The motion seeks to reopen Tornado Cash to all US-based citizens in an effort to rectify what the plaintiffs, including Coinbase, claim are violations of their constitutional rights.

Six plaintiffs in the Coinbase-backed lawsuit against US government sanctions against Tornado Cash filed a motion for summary judgment on Wednesday, contending that the cryptocurrency aggregator cannot be sanctioned as property due to its design.

The motion seeks to reopen Tornado Cash to all US-based citizens in an effort to rectify what the plaintiffs, including Coinbase, claim are violations of their constitutional rights.

The case has implications for the legality of privacy-enhancing technologies and the ability of U.S. citizens to utilize them.

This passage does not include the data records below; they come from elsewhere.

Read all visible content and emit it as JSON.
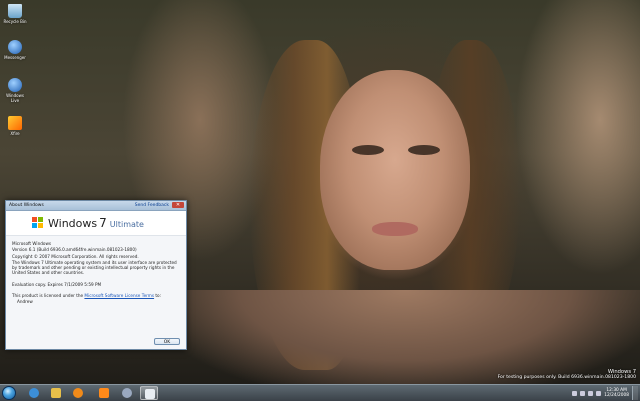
{
  "desktop": {
    "icons": [
      {
        "label": "Recycle Bin",
        "icon": "recycle-bin-icon"
      },
      {
        "label": "Messenger",
        "icon": "messenger-icon"
      },
      {
        "label": "Windows Live",
        "icon": "windows-live-icon"
      },
      {
        "label": "Xfire",
        "icon": "xfire-icon"
      }
    ]
  },
  "about_dialog": {
    "title": "About Windows",
    "feedback_link": "Send Feedback",
    "close_label": "✕",
    "brand_windows": "Windows",
    "brand_version": "7",
    "brand_edition": "Ultimate",
    "product_name": "Microsoft Windows",
    "version_line": "Version 6.1 (Build 6936.0.amd64fre.winmain.081023-1800)",
    "copyright": "Copyright © 2007 Microsoft Corporation.  All rights reserved.",
    "legal_text": "The Windows 7 Ultimate operating system and its user interface are protected by trademark and other pending or existing intellectual property rights in the United States and other countries.",
    "evaluation": "Evaluation copy. Expires 7/1/2009 5:59 PM",
    "license_prefix": "This product is licensed under the",
    "license_link": "Microsoft Software License Terms",
    "license_suffix": " to:",
    "licensee": "Andrew",
    "ok_label": "OK"
  },
  "watermark": {
    "line1": "Windows 7",
    "line2": "For testing purposes only. Build 6936.winmain.081023-1800"
  },
  "taskbar": {
    "clock_time": "12:30 AM",
    "clock_date": "12/24/2008",
    "pinned": [
      {
        "name": "internet-explorer-icon",
        "color": "#3c8fd8"
      },
      {
        "name": "explorer-icon",
        "color": "#e8c04a"
      },
      {
        "name": "media-player-icon",
        "color": "#f08a1a"
      },
      {
        "name": "xfire-icon",
        "color": "#ff8a1a"
      },
      {
        "name": "steam-icon",
        "color": "#9aa9c0"
      },
      {
        "name": "windows-flag-icon",
        "color": "#e9eef3"
      }
    ]
  },
  "colors": {
    "flag_red": "#f25022",
    "flag_green": "#7fba00",
    "flag_blue": "#00a4ef",
    "flag_yellow": "#ffb900"
  }
}
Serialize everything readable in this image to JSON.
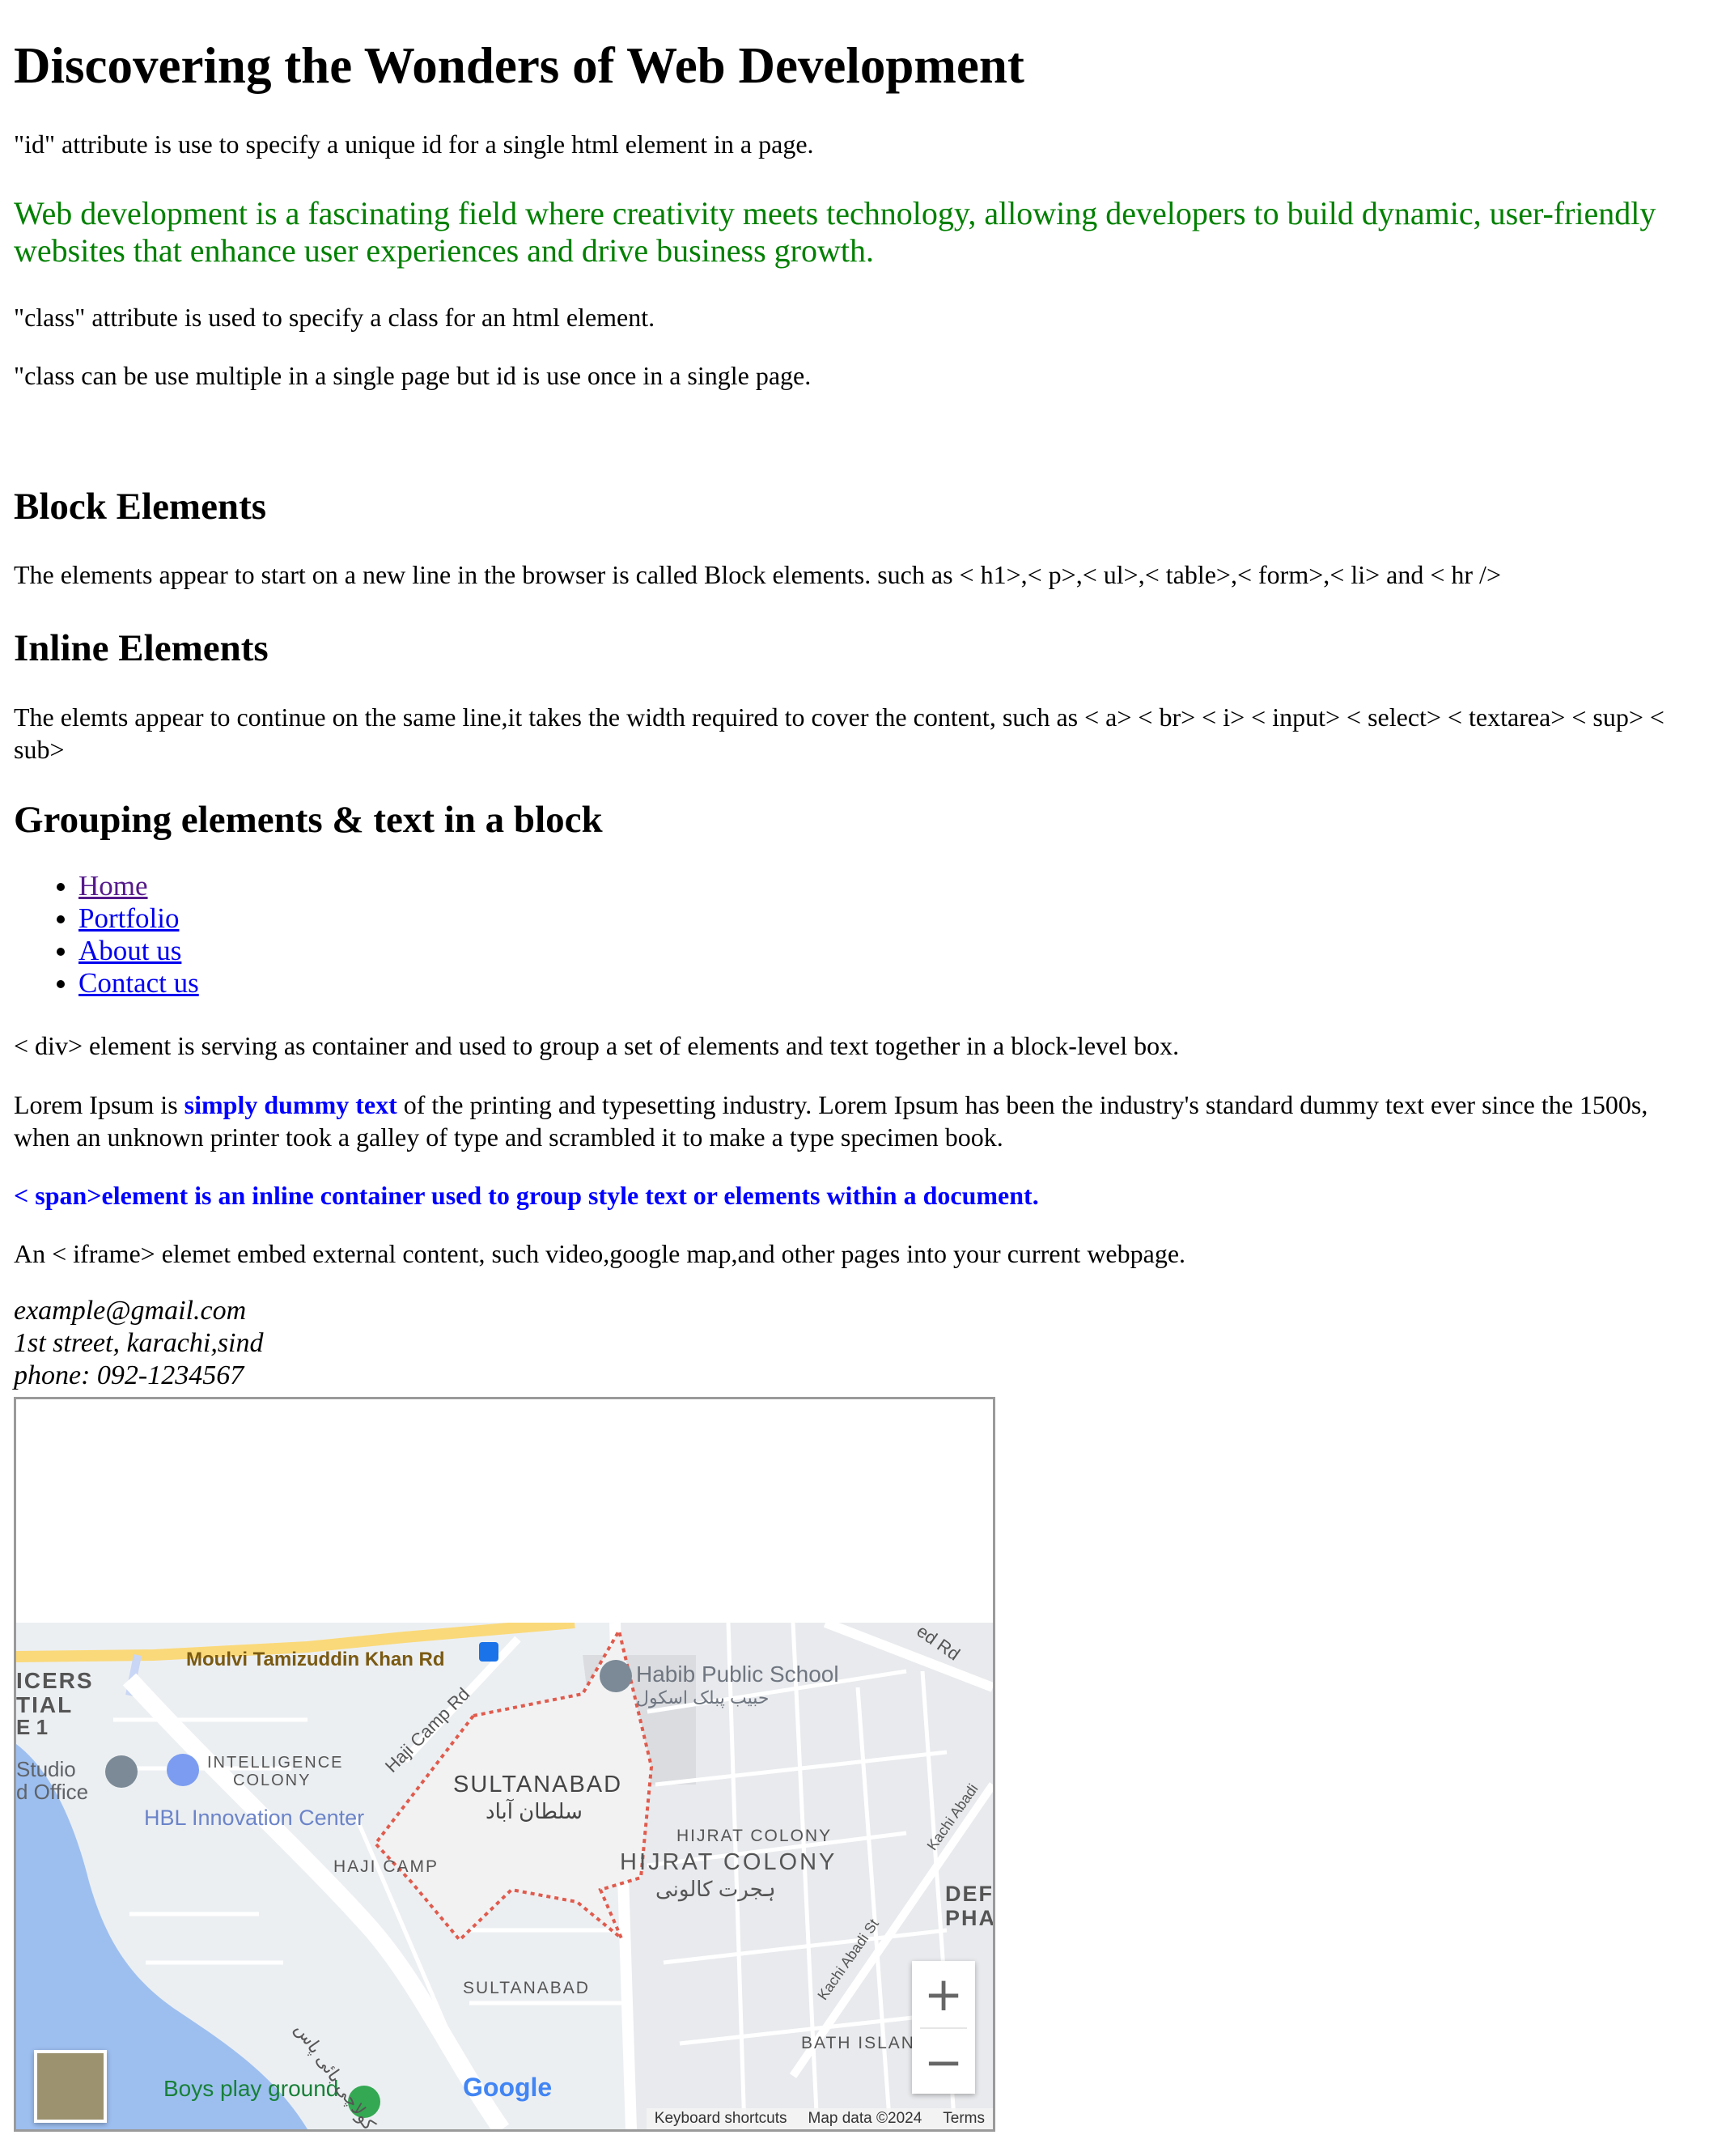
{
  "heading": "Discovering the Wonders of Web Development",
  "id_note": "\"id\" attribute is use to specify a unique id for a single html element in a page.",
  "intro_green": "Web development is a fascinating field where creativity meets technology, allowing developers to build dynamic, user-friendly websites that enhance user experiences and drive business growth.",
  "class_note": "\"class\" attribute is used to specify a class for an html element.",
  "class_vs_id": "\"class can be use multiple in a single page but id is use once in a single page.",
  "block": {
    "title": "Block Elements",
    "text": "The elements appear to start on a new line in the browser is called Block elements. such as < h1>,< p>,< ul>,< table>,< form>,< li> and < hr />"
  },
  "inline": {
    "title": "Inline Elements",
    "text": "The elemts appear to continue on the same line,it takes the width required to cover the content, such as < a> < br> < i> < input> < select> < textarea> < sup> < sub>"
  },
  "grouping": {
    "title": "Grouping elements & text in a block",
    "nav_items": [
      "Home",
      "Portfolio",
      "About us",
      "Contact us"
    ],
    "div_note": "< div> element is serving as container and used to group a set of elements and text together in a block-level box.",
    "lorem_before": "Lorem Ipsum is ",
    "lorem_highlight": "simply dummy text",
    "lorem_after": " of the printing and typesetting industry. Lorem Ipsum has been the industry's standard dummy text ever since the 1500s, when an unknown printer took a galley of type and scrambled it to make a type specimen book.",
    "span_note": "< span>element is an inline container used to group style text or elements within a document.",
    "iframe_note": "An < iframe> elemet embed external content, such video,google map,and other pages into your current webpage."
  },
  "address": {
    "email": "example@gmail.com",
    "street": "1st street, karachi,sind",
    "phone": "phone: 092-1234567"
  },
  "map": {
    "labels": {
      "road_top": "Moulvi Tamizuddin Khan Rd",
      "road_haji": "Haji Camp Rd",
      "road_ed": "ed Rd",
      "icers": "ICERS",
      "tial": "TIAL",
      "e1": "E 1",
      "studio": "Studio",
      "office": "d Office",
      "habib": "Habib Public School",
      "habib_ur": "حبیب پبلک اسکول",
      "intel": "INTELLIGENCE",
      "colony": "COLONY",
      "hbl": "HBL Innovation Center",
      "sultanabad": "SULTANABAD",
      "sultanabad_ur": "سلطان آباد",
      "hijrat_small": "HIJRAT COLONY",
      "hijrat": "HIJRAT COLONY",
      "hijrat_ur": "ہجرت کالونی",
      "haji_camp": "HAJI CAMP",
      "sultanabad_small": "SULTANABAD",
      "kachi1": "Kachi Abadi St",
      "kachi2": "Kachi Abadi",
      "def": "DEF",
      "pha": "PHA",
      "bath": "BATH ISLAN",
      "boys": "Boys play ground",
      "mai": "مائی کولاچی بائی پاس"
    },
    "google": "Google",
    "zoom_in": "+",
    "zoom_out": "−",
    "keyboard": "Keyboard shortcuts",
    "map_data": "Map data ©2024",
    "terms": "Terms"
  }
}
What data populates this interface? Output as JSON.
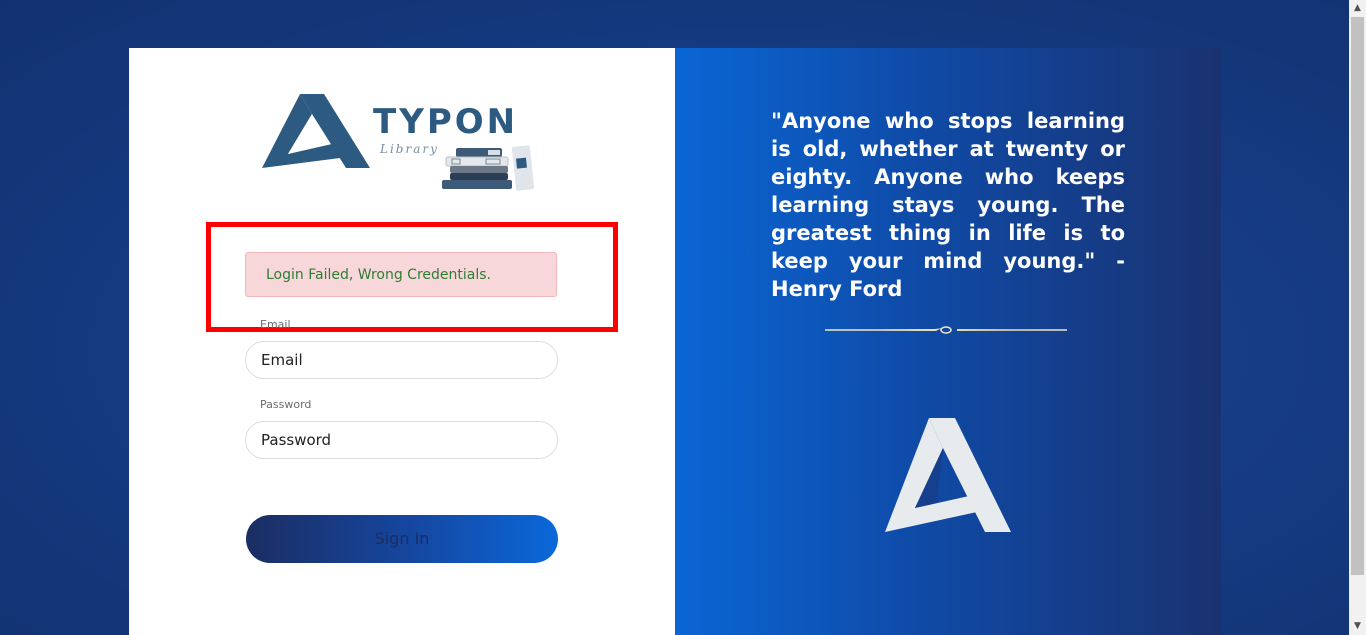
{
  "logo": {
    "brand": "TYPON",
    "subtitle": "Library"
  },
  "login": {
    "error_message": "Login Failed, Wrong Credentials.",
    "email_label": "Email",
    "email_placeholder": "Email",
    "password_label": "Password",
    "password_placeholder": "Password",
    "signin_label": "Sign In"
  },
  "quote": {
    "text": "\"Anyone who stops learning is old, whether at twenty or eighty. Anyone who keeps learning stays young. The greatest thing in life is to keep your mind young.\" -Henry Ford"
  },
  "colors": {
    "error_highlight": "#ff0000",
    "alert_bg": "#f8d7da",
    "alert_text": "#2e7d32",
    "brand": "#2d5a80"
  },
  "icons": {
    "brand_mark": "typon-a-logo-icon",
    "books": "books-stack-icon"
  }
}
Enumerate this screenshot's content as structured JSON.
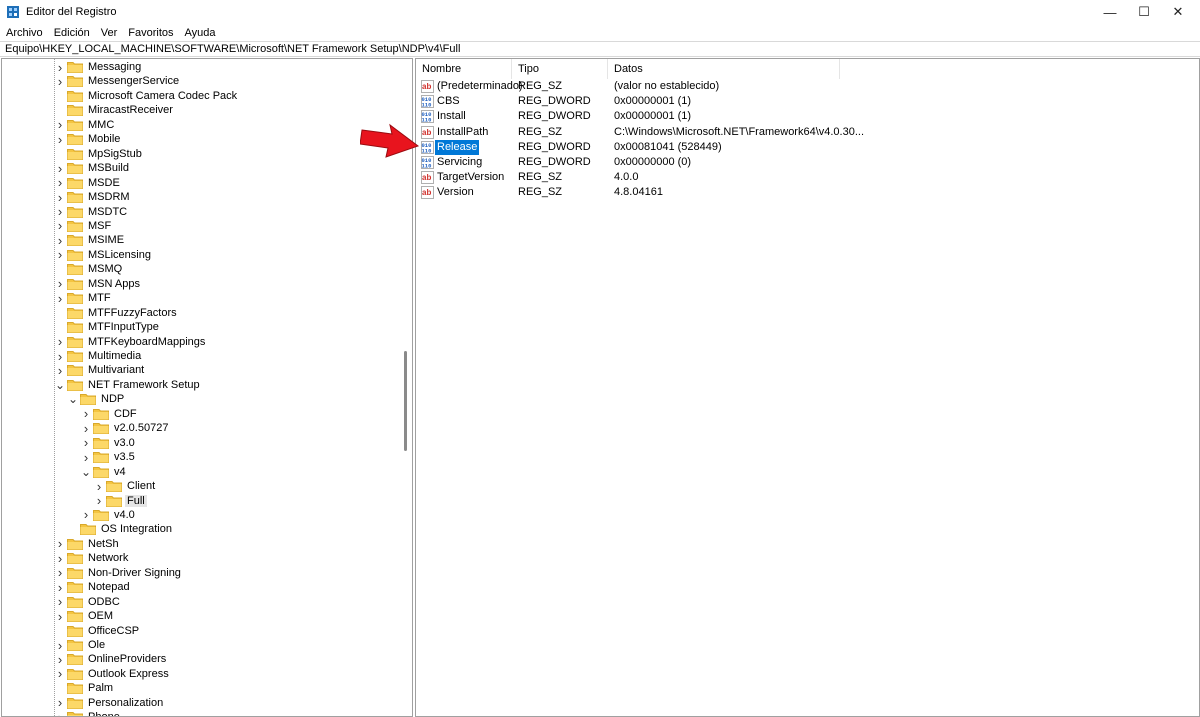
{
  "window": {
    "title": "Editor del Registro",
    "minimize_glyph": "—",
    "maximize_glyph": "☐",
    "close_glyph": "✕"
  },
  "menu": [
    "Archivo",
    "Edición",
    "Ver",
    "Favoritos",
    "Ayuda"
  ],
  "address": "Equipo\\HKEY_LOCAL_MACHINE\\SOFTWARE\\Microsoft\\NET Framework Setup\\NDP\\v4\\Full",
  "tree": {
    "items": [
      {
        "label": "Messaging",
        "depth": 0,
        "expander": ">"
      },
      {
        "label": "MessengerService",
        "depth": 0,
        "expander": ">"
      },
      {
        "label": "Microsoft Camera Codec Pack",
        "depth": 0,
        "expander": ""
      },
      {
        "label": "MiracastReceiver",
        "depth": 0,
        "expander": ""
      },
      {
        "label": "MMC",
        "depth": 0,
        "expander": ">"
      },
      {
        "label": "Mobile",
        "depth": 0,
        "expander": ">"
      },
      {
        "label": "MpSigStub",
        "depth": 0,
        "expander": ""
      },
      {
        "label": "MSBuild",
        "depth": 0,
        "expander": ">"
      },
      {
        "label": "MSDE",
        "depth": 0,
        "expander": ">"
      },
      {
        "label": "MSDRM",
        "depth": 0,
        "expander": ">"
      },
      {
        "label": "MSDTC",
        "depth": 0,
        "expander": ">"
      },
      {
        "label": "MSF",
        "depth": 0,
        "expander": ">"
      },
      {
        "label": "MSIME",
        "depth": 0,
        "expander": ">"
      },
      {
        "label": "MSLicensing",
        "depth": 0,
        "expander": ">"
      },
      {
        "label": "MSMQ",
        "depth": 0,
        "expander": ""
      },
      {
        "label": "MSN Apps",
        "depth": 0,
        "expander": ">"
      },
      {
        "label": "MTF",
        "depth": 0,
        "expander": ">"
      },
      {
        "label": "MTFFuzzyFactors",
        "depth": 0,
        "expander": ""
      },
      {
        "label": "MTFInputType",
        "depth": 0,
        "expander": ""
      },
      {
        "label": "MTFKeyboardMappings",
        "depth": 0,
        "expander": ">"
      },
      {
        "label": "Multimedia",
        "depth": 0,
        "expander": ">"
      },
      {
        "label": "Multivariant",
        "depth": 0,
        "expander": ">"
      },
      {
        "label": "NET Framework Setup",
        "depth": 0,
        "expander": "v"
      },
      {
        "label": "NDP",
        "depth": 1,
        "expander": "v"
      },
      {
        "label": "CDF",
        "depth": 2,
        "expander": ">"
      },
      {
        "label": "v2.0.50727",
        "depth": 2,
        "expander": ">"
      },
      {
        "label": "v3.0",
        "depth": 2,
        "expander": ">"
      },
      {
        "label": "v3.5",
        "depth": 2,
        "expander": ">"
      },
      {
        "label": "v4",
        "depth": 2,
        "expander": "v"
      },
      {
        "label": "Client",
        "depth": 3,
        "expander": ">"
      },
      {
        "label": "Full",
        "depth": 3,
        "expander": ">",
        "selected": true
      },
      {
        "label": "v4.0",
        "depth": 2,
        "expander": ">"
      },
      {
        "label": "OS Integration",
        "depth": 1,
        "expander": ""
      },
      {
        "label": "NetSh",
        "depth": 0,
        "expander": ">"
      },
      {
        "label": "Network",
        "depth": 0,
        "expander": ">"
      },
      {
        "label": "Non-Driver Signing",
        "depth": 0,
        "expander": ">"
      },
      {
        "label": "Notepad",
        "depth": 0,
        "expander": ">"
      },
      {
        "label": "ODBC",
        "depth": 0,
        "expander": ">"
      },
      {
        "label": "OEM",
        "depth": 0,
        "expander": ">"
      },
      {
        "label": "OfficeCSP",
        "depth": 0,
        "expander": ""
      },
      {
        "label": "Ole",
        "depth": 0,
        "expander": ">"
      },
      {
        "label": "OnlineProviders",
        "depth": 0,
        "expander": ">"
      },
      {
        "label": "Outlook Express",
        "depth": 0,
        "expander": ">"
      },
      {
        "label": "Palm",
        "depth": 0,
        "expander": ""
      },
      {
        "label": "Personalization",
        "depth": 0,
        "expander": ">"
      },
      {
        "label": "Phone",
        "depth": 0,
        "expander": ">"
      }
    ]
  },
  "list": {
    "columns": [
      "Nombre",
      "Tipo",
      "Datos"
    ],
    "rows": [
      {
        "icon": "string-value-icon",
        "name": "(Predeterminado)",
        "type": "REG_SZ",
        "data": "(valor no establecido)"
      },
      {
        "icon": "dword-value-icon",
        "name": "CBS",
        "type": "REG_DWORD",
        "data": "0x00000001 (1)"
      },
      {
        "icon": "dword-value-icon",
        "name": "Install",
        "type": "REG_DWORD",
        "data": "0x00000001 (1)"
      },
      {
        "icon": "string-value-icon",
        "name": "InstallPath",
        "type": "REG_SZ",
        "data": "C:\\Windows\\Microsoft.NET\\Framework64\\v4.0.30..."
      },
      {
        "icon": "dword-value-icon",
        "name": "Release",
        "type": "REG_DWORD",
        "data": "0x00081041 (528449)",
        "selected": true
      },
      {
        "icon": "dword-value-icon",
        "name": "Servicing",
        "type": "REG_DWORD",
        "data": "0x00000000 (0)"
      },
      {
        "icon": "string-value-icon",
        "name": "TargetVersion",
        "type": "REG_SZ",
        "data": "4.0.0"
      },
      {
        "icon": "string-value-icon",
        "name": "Version",
        "type": "REG_SZ",
        "data": "4.8.04161"
      }
    ]
  },
  "colors": {
    "selection": "#0078d7",
    "folder": "#f4c542",
    "annotation_arrow": "#e8141e"
  }
}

In response, Coinbase’s Chief Legal Officer Paul Grewal tweeted on Wednesday that the arguments presented by Joseph Van Loon, Tyler Almeida, Alexander Fisher, Preston Van Loon, Kevin Vitale, and Nate Welch were “simple yet effective.”

Grewal stated that while privacy could be violated in certain circumstances, the law in the United States recognizes that “we don’t take away privacy from everyone just because a few have committed illegal acts.”

In defense of Tornado Cash, the plaintiffs argue that the government cannot sanction the mixer because it is software and not a foreign “national,” “person,” or group of individuals who have never met.

The US Treasury added Tornado Cash to OFAC’s SDN list in August of last year after allegations that the platform was used to launder $7 billion worth of digital assets from criminal and state actors.

A month later, Coinbase joined the six individuals and offered to finance the litigation to remove the mixer from OFAC’s list and halt Treasury’s “significant unauthorised expansion of authority.”